I have a 3-wire solenoid (+12, -12 and GND) and I would like to connect a flyback diode in order to reduce the effect of the inductive current spike when the solenoid closes.

I have the GND of the Solenoid currently connected to a terminal block (with other grounds).

Can I simply connect the Cathode of the 1N4001 diode to the +12 of the solenoid and the Anode of the 1N4001 diode to the GND terminal block? Or should the Anode be connected to a ground on the solenoid/enclosure itself. Also, am I correct in connecting the cathode to the +12 side, and not the -12 side?

Thanks!

Do you have a link to the solenoid? I've never heard of a 3-wire like that.

It's the ASCO 8320P172:
http://www.asco.com/ASCO%20Asset%20Library/asco-next-gen-valves-catalog.pdf

I’m having a hard time finding any electrical details in that datasheet, where did you get that idea that it was a bipolar solenoid? There’s a lot of mechanical specs, but I couldn’t even find one drawing or table naming the wire connections.

Since it says they’re “electrically enhanced”, my suspicion is that the 3 wires are power, GND, and signal, and that the driving circuitry and protection diode are already built in.

But that’s just speculation.
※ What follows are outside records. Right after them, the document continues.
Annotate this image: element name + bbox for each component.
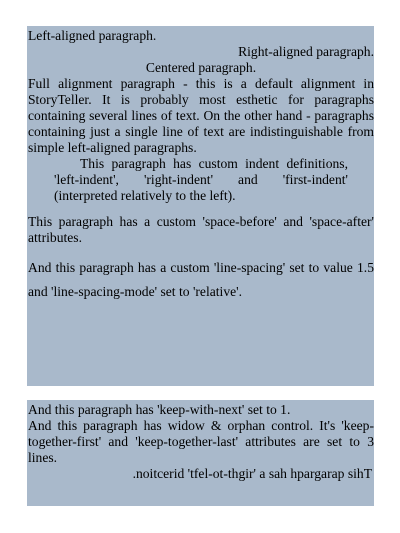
paragraph-right-to-left: .noitcerid 'tfel-ot-thgir' a sah hpargar… [132,466,372,481]
paragraph-space-before-after: This paragraph has a custom 'space-befor… [28,214,374,245]
paragraph-line-spacing: And this paragraph has a custom 'line-sp… [28,260,374,299]
paragraph-widow-orphan: And this paragraph has widow & orphan co… [28,418,374,465]
paragraph-left-aligned: Left-aligned paragraph. [28,28,157,43]
paragraph-right-aligned: Right-aligned paragraph. [238,44,374,59]
paragraph-centered: Centered paragraph. [145,60,257,75]
paragraph-full-alignment: Full alignment paragraph - this is a def… [28,76,374,155]
paragraph-custom-indent: This paragraph has custom indent definit… [54,156,348,203]
paragraph-keep-with-next: And this paragraph has 'keep-with-next' … [28,402,291,417]
text-block-secondary: And this paragraph has 'keep-with-next' … [27,400,374,506]
text-block-main: Left-aligned paragraph. Right-aligned pa… [27,26,374,386]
Where are the electrical details?

Have you measured coil resistance in both directions ?

I think it's +12V, 0V & case ground, according to link, suppression is built in.
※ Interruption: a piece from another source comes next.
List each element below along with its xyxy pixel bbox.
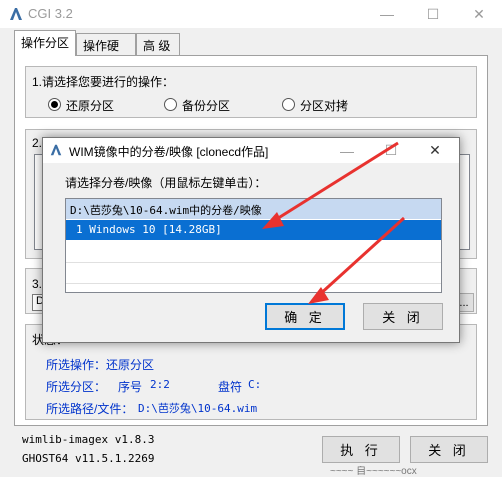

I have a 3-wire solenoid (+12, -12 and GND)

Prove it.

It’s the ASCO 8320P172:

Bottom of page 111, third line from the bottom.
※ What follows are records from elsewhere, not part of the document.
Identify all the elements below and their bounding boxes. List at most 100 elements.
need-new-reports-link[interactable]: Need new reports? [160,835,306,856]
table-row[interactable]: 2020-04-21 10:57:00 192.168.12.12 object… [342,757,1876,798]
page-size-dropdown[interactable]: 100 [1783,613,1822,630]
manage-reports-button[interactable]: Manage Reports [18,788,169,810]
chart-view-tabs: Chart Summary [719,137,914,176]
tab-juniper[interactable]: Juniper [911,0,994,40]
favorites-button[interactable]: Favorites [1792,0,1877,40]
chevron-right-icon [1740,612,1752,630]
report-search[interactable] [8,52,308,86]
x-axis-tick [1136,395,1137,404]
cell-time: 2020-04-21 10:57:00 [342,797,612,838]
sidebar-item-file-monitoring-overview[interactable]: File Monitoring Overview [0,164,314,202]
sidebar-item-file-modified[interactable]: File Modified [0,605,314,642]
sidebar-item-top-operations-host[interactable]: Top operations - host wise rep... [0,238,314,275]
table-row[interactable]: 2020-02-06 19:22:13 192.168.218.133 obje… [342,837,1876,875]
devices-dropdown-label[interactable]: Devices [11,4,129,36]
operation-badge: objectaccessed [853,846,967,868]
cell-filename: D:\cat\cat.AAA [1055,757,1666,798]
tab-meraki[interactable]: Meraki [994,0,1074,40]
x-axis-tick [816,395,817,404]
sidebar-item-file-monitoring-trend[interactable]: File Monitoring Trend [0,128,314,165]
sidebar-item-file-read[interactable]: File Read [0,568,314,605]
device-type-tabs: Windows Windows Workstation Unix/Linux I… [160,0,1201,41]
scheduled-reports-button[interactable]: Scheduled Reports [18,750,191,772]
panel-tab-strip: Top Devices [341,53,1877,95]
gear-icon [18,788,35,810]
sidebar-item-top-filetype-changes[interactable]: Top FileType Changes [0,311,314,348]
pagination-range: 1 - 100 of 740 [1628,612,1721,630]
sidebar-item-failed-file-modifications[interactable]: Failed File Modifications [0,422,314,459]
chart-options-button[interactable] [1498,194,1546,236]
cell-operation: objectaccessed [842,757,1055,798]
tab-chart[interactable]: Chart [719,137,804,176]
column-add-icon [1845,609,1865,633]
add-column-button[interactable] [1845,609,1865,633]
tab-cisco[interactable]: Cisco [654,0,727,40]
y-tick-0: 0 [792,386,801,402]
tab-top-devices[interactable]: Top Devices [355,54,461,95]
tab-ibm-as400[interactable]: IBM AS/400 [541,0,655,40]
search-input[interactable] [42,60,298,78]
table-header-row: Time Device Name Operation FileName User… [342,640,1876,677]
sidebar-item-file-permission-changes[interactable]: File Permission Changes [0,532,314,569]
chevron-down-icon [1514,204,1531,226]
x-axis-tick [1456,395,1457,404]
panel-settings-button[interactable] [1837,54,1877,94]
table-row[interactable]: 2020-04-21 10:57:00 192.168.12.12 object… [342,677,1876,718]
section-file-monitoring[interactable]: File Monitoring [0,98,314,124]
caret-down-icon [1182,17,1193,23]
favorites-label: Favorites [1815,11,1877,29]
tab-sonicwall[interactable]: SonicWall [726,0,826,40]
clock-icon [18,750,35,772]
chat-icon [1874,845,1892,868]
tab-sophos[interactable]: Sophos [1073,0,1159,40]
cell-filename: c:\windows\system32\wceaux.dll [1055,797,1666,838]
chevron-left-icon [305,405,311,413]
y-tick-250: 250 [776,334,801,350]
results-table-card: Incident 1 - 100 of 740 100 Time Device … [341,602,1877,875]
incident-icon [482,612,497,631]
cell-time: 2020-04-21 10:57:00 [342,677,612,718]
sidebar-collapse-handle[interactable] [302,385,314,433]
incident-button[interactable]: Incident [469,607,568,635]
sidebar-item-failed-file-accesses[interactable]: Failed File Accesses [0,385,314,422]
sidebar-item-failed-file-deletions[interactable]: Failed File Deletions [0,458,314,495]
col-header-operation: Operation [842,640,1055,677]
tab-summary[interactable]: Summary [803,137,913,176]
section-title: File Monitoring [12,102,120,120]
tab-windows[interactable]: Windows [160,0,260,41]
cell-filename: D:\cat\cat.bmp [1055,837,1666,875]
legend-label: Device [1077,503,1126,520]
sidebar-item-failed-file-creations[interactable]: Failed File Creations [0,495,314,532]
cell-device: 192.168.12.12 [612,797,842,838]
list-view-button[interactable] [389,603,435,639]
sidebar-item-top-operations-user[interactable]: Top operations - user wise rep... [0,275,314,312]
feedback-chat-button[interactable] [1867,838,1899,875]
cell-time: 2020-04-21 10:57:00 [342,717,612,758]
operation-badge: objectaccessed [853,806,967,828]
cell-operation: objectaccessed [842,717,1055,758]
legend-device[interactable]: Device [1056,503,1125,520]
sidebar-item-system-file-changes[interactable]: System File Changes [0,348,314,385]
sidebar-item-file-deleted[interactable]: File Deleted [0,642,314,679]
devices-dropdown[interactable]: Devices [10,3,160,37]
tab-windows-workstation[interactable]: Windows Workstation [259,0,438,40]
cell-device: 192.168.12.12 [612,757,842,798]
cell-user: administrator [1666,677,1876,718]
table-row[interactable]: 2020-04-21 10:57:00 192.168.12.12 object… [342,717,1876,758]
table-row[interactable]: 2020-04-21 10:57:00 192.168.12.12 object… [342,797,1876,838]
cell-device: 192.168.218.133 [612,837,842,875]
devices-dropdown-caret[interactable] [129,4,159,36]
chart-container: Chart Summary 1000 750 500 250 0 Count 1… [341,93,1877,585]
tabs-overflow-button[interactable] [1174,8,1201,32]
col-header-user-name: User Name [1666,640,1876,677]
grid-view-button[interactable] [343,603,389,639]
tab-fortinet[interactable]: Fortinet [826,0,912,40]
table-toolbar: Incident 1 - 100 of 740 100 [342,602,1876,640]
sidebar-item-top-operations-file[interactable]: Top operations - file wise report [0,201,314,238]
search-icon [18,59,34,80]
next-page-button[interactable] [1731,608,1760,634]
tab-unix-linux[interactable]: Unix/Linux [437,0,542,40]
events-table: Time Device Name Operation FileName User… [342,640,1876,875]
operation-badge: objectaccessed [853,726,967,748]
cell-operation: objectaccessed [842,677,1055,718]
Measure the coil resistance across the two red wires and then from each red wire to the black wire.
Post the results.

It is possible it is a bidirectional solenoid , meaning the direction is reversed just like a motor by reversing the coil polarity, which means you need an H-bridge or DPDT relay to drive it in both directions. I don’t think the black wire is used to power the coil but can’t be certain until you post those measurements.

If it really uses -12V, how are you controlling that? You will need a kickback diode there as well.

It is not clear what they mean by "surges suppression" and the lack of any electrical information on the data sheet makes it impossible to determine what is going on.

It could be that one of the red wires is for the +V, one for 0V, and, as already observed, black is case ground, or pipe ground. Generally, when you have a threaded connection, and grounding is an issue, you are obliged to connect the threaded pipes together with jumper wires. This wire would be the jumper from the pipes to the pipe fittings of the valve.

Or maybe not. Get the electrical specs.

In general, 1N4001 is not a good choice for a kickback diode when a microcontroller is involved. The forward voltage drop on a standard silicon diode is about 700 mV, which exceeds the -500mV allowed at the pin of an AVR chip. A Schottky diode is a far better choice, because it has around 200mV forward voltage drop.
joe

flounder:
In general, 1N4001 is not a good choice for a kickback diode when a microcontroller is involved. The forward voltage drop on a standard silicon diode is about 700 mV, which exceeds the -500mV allowed at the pin of an AVR chip. A Schottky diode is a far better choice, because it has around 200mV forward voltage drop.
joe

The might be relevant if the device (and clamping diode) was connected directly to the controller. A solenoid like this should have at least a discrete transistor driver between it and the microcontroller. The diode isn't protecting the controller, it's protecting the driver from getting hammered by an inductive voltage spike. The driver circuit shouldn't care about the difference between 0.3 and 0.7 volts.

In general, 1N4001 is not a good choice for a kickback diode when a microcontroller is involved. The forward voltage drop on a standard silicon diode is about 700 mV, which exceeds the -500mV allowed at the pin of an AVR chip. A Schottky diode is a far better choice, because it has around 200mV forward voltage drop.
joe

The might be relevant if the device (and clamping diode) was connected directly to the controller. A solenoid like this should have at least a discrete transistor driver between it and the microcontroller. The diode isn't protecting the controller, it's protecting the driver from getting hammered by an inductive voltage spike. The driver circuit shouldn't care about the difference between 0.3 and 0.7 volts.

I completely agree. That comment about the diode and the AVR didn't make any sense. A solenoid is like any other coil (relay, motor etc). There's always going to be a mosfet (which I personally don't like to call a "transistor" despite the fact that "fet" stands for "field effect transistor") or a transistor (BJT) and the diode protects that. The AVR is only connected to the gate or the base resistor so it has nothing to do with the diode.